I baristi: i clienti si adeguano anche al caffè solo all’aperto

Sulmona in controtendenza rispetto a quanto sta accadendo nel resto d’Italia: «Seduti al tavolo? Un’opportunità che piace. Ma c’è ancora poca gente in giro»
SULMONA. Il caffè in tazzina solo all’aperto – così come previsto dall’ultimo provvedimento governativo – non dispiace ai baristi sulmonesi. Un po’ in controtendenza rispetto a quanto sta accadendo nel resto d’Italia. Di recente, la Fipe Confcommercio L’Aquila ha chiesto l’intervento del ministero dello Sviluppo economico (Mise) contro il divieto di consumazione al banco nei bar. Questo, infatti, deriverebbe da «un’interpretazione giuridicamente incomprensibile e immotivata sotto il profilo sanitario» e assesterebbe «un altro pesante colpo alla categoria».
Quali sono le reazioni a Sulmona? L’abbiamo chiesto a tre baristi.
«Ci stiamo adeguando a quanto previsto dalla normativa», commenta Pierluigi D’Agostino del bar Centrale, «qualche cliente protesta, perché se la consumazione avviene al tavolo c’è da pagare il servizio, qualche centesimo in più. Però posso confermare che molti stanno riscoprendo il piacere di sedersi fuori e gustarsi un caffè. Il lavoro è ripartito, anche se c’è ancora poca gente in giro».
«Devo dire che i miei clienti stanno apprezzando molto questa possibilità di prendere il caffè solo seduti al tavolo all’esterno, anzi per alcuni di loro è proprio una svolta», sottolinea Marcello Lastra del bar Sardi, «dopo mesi di caffè nei bicchieri di plastica, per qualcuno è una conquista il caffè in tazza in una bella giornata di sole. Per noi è più complicato perché implica comunque un servizio, ma possiamo dire che sicuramente va meglio di prima».
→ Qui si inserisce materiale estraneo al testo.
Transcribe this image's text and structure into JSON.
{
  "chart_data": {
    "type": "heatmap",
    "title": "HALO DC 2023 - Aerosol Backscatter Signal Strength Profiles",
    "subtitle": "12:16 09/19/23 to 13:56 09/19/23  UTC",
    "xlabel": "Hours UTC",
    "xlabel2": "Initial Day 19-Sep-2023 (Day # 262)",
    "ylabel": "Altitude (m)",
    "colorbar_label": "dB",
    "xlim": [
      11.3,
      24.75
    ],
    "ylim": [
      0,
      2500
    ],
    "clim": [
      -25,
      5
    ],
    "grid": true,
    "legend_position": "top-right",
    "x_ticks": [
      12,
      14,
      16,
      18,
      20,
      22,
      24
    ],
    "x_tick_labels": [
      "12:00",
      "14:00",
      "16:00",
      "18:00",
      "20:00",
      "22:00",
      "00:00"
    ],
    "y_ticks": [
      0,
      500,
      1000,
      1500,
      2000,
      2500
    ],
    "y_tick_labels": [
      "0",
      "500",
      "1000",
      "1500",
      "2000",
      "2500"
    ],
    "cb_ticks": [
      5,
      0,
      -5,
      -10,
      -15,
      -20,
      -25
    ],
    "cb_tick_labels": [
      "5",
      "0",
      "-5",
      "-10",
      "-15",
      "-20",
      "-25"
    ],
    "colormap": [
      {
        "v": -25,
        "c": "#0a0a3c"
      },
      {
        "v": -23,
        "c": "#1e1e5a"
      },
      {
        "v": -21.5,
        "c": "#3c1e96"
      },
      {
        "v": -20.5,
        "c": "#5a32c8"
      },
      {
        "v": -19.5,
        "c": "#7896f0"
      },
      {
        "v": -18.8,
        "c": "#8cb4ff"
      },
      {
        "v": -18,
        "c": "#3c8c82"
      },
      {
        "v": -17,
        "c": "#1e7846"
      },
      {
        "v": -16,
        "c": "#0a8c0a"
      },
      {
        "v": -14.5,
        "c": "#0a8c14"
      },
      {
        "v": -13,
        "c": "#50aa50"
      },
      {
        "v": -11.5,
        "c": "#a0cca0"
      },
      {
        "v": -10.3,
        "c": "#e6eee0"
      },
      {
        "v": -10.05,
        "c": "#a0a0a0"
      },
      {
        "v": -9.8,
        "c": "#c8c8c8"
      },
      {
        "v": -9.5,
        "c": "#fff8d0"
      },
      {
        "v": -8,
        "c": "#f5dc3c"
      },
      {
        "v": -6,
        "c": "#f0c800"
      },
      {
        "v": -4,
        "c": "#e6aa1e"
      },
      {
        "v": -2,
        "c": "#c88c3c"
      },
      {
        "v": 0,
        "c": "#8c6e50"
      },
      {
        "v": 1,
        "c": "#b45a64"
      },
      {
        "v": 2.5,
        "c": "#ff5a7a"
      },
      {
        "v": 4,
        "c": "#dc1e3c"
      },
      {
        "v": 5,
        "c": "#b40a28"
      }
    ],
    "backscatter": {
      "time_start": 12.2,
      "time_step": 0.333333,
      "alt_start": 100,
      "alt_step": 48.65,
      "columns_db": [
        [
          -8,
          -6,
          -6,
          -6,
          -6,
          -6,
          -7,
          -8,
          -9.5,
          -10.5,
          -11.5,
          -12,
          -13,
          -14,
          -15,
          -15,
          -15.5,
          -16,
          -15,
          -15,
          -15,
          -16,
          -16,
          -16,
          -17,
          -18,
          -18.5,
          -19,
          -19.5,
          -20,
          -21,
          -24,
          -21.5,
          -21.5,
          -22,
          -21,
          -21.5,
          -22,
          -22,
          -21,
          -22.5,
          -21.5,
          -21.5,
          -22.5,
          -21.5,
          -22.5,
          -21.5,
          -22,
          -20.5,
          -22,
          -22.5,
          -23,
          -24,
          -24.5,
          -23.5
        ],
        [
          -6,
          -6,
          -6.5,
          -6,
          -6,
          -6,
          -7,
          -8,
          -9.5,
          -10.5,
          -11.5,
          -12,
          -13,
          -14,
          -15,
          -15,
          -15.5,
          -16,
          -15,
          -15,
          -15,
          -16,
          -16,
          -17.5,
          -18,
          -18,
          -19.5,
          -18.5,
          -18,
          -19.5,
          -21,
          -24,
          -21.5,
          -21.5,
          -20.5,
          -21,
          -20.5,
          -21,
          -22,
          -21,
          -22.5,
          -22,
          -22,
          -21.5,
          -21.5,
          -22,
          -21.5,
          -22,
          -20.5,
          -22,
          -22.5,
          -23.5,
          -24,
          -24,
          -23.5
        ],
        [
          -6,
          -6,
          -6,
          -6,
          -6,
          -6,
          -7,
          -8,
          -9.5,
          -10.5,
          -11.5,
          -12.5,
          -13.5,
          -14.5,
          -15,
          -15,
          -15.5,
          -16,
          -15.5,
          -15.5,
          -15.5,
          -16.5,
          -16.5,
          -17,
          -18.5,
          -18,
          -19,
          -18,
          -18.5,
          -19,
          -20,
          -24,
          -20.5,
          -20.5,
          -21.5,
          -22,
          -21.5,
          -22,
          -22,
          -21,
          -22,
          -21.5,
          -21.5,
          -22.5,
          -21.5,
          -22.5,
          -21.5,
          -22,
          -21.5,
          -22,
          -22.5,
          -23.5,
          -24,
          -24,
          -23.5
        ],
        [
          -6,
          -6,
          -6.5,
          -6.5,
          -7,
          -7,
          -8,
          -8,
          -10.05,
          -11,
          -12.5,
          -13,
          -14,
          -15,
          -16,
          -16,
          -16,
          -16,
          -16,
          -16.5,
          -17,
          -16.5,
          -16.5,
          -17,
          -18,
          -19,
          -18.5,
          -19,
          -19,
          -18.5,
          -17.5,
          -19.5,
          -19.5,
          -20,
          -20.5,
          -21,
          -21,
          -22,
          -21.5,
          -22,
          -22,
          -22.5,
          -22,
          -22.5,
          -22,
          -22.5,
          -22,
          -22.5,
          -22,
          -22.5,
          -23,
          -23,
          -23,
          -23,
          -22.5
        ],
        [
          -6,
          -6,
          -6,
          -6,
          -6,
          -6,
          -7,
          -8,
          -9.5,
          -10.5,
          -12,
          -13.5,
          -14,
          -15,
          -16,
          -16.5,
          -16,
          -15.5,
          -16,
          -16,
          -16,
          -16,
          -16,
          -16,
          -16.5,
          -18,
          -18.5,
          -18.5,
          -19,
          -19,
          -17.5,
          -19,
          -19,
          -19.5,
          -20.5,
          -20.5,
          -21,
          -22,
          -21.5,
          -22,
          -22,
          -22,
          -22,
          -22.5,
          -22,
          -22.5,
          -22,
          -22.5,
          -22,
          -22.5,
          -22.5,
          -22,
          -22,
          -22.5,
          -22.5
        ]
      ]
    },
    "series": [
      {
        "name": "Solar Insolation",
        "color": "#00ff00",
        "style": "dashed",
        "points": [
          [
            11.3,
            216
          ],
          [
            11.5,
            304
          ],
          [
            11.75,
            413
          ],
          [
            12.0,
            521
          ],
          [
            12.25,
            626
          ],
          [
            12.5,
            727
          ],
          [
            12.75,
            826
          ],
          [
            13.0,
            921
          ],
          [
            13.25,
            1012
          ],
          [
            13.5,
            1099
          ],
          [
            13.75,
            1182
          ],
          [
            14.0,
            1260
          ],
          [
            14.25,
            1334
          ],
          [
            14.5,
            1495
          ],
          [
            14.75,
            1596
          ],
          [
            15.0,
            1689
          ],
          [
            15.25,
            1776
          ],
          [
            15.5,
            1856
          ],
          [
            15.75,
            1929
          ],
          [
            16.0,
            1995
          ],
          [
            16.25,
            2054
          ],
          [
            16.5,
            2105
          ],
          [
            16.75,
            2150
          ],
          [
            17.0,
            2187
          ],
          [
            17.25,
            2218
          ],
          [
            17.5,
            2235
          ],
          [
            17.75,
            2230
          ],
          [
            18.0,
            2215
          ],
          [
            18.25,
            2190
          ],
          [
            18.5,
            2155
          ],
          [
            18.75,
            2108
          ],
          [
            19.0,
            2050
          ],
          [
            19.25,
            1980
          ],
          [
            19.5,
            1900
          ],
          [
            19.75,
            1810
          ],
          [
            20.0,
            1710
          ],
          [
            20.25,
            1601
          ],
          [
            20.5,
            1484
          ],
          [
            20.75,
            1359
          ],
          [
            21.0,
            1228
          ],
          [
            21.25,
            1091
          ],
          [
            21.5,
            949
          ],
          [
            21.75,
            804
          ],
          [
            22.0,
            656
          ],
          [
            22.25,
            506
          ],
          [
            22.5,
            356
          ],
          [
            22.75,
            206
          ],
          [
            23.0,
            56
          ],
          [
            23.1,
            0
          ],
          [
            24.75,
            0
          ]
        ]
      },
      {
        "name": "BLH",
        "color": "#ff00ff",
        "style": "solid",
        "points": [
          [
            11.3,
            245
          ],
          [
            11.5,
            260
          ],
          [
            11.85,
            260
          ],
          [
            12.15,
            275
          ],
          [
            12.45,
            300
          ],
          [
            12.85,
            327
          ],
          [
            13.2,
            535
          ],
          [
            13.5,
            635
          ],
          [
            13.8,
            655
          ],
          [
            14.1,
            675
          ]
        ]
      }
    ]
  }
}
Per Massimo Salso del Blues moon cafè «la situazione è diventata difficile e le persone spesso non si controllano. Questo è un bar dove le regole si sono sempre osservate alla lettera, ma spesso anche se ci sono i tavoli fuori i clienti non vogliono sedersi e chiedono di prendere il caffè al bancone: ovviamente non viene servito con queste modalità. È molto dura, soprattutto perché se piove come si fa? La situazione sta andando un po’ meglio, anche grazie al tempo che ci sta assistendo, ma ci sono troppe tasse e sostenere tutto è difficile». (e.b.)